Harris' campaign rebuts plagiarism claims
WASHINGTON - Democratic presidential nominee Kamala Harris’ campaign refuted allegations from a conservative activist that she plagiarized portions of a 2009 book she co-authored, describing the claims as a partisan attempt by right-wing operatives to influence the election.
Conservative commentator and activist Christopher Rufo surfaced the allegations earlier this week in a Substack post claiming that there were at least five “serious” pieces of copied material in Harris' book, "Smart on Crime: A Career Prosecutor's Plan to Make us Safer." Rufo’s post pulled from a larger investigation completed by Austrian “plagiarism hunter” Stefan Weber.
“Some of the passages [Weber] highlighted appear to contain minor transgressions — reproducing small sections of text; insufficient paraphrasing — but others seem to reflect more serious infractions,” Rufo wrote in his post about the vice president's book.

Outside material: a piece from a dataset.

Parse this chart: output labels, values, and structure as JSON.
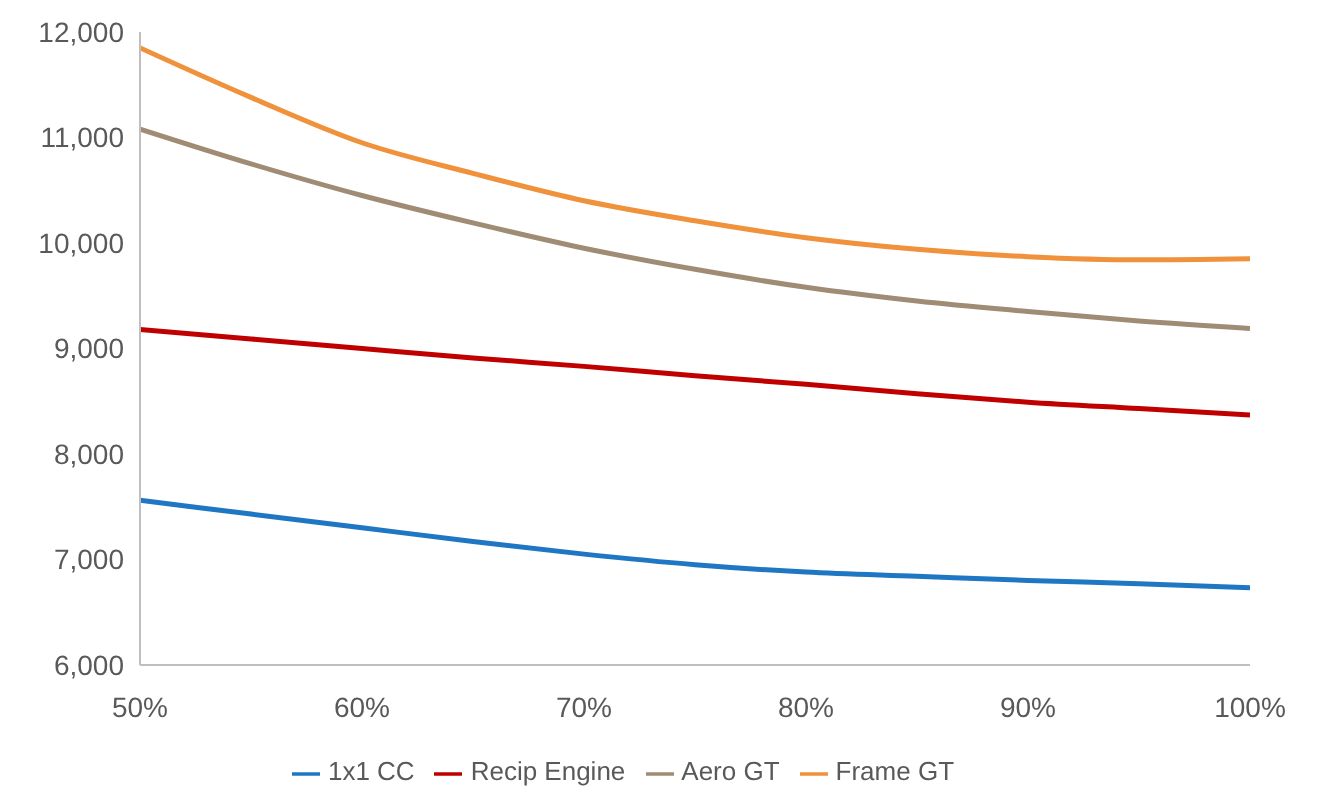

Weber’s initial report found that there were 18 instances of plagiarism throughout the 200-page book first published as Harris was starting what would become a successful 2010 campaign for attorney general of California. The examples Rufo cited in his Substack post amount to roughly 500 words out of the 65,000 words in the book.
Most portions in question range from several words to sentences. They often describe statistics and processes. The authors cited their sources in the book’s footnotes, but on multiple occasions they failed to put sentences they pulled verbatim in quotation marks.
Weber notes that one passage of the book describing a New York court program appears to be pulled from a 2008 Wikipedia page. He also accused the book's co-authors of copying phrases from a newspaper article, and then goes on to suggest that the phrasing may have “originated from a press release authored by Harris or an assistant,” given the positive tone of coverage in the newspaper.
Harris’ campaign described the allegations as part of a last-ditch effort by Republicans to stunt Harris’ momentum three weeks before Election Day.
“Rightwing operatives are getting desperate as they see the bipartisan coalition of support Vice President Harris is building to win this election,” Harris campaign spokesperson James Singer said in a statement.
“This is a book that’s been out for 15 years, and the Vice President clearly cited sources and statistics in footnotes and endnotes throughout,” he added.
Jonathan Bailey, publisher of the online site Plagiarism Today, said in a blog post on Tuesday that the cited alleged instances of plagiarism from Harris’ book are examples of “sloppy writing habits, not a malicious intent to defraud.”
“Is it problematic? Yes. But it’s also not the wholesale fraud that many have claimed it to be,” Bailey wrote.
He suggested that citing source material and copying text verbatim without quotes was commonplace in the early 2000s, around the time when Harris’ book was published.
“Poor writing techniques and the lack of accessible plagiarism detection tools made this a common problem, especially before the 2010s,” Bailey wrote.
Other prominent political figures – from Melania Trump to President Joe Biden and Supreme Court Justice Neil Gorsuch – have come under scrutiny in the past for alleged plagiarism.
Melania Trump copied parts of a speech by former first lady Michelle Obama during an address at the Republican National Convention in 2016, while Biden faced backlash while running for president in the 1988 campaign for admitting to plagiarism in law school. Gorsuch, appointed by former President Donald Trump, was accused in 2017 of pulling passages of his book from a law journal article.
Rufo was also responsible for efforts to force former Harvard University President Claudine Gay to resign. Rufo accused Gay, Harvard’s first Black woman president, of plagiarizing. The allegations came as Gay faced criticism over her handling of campus protests against the war in Gaza and alleged instances of antisemitism.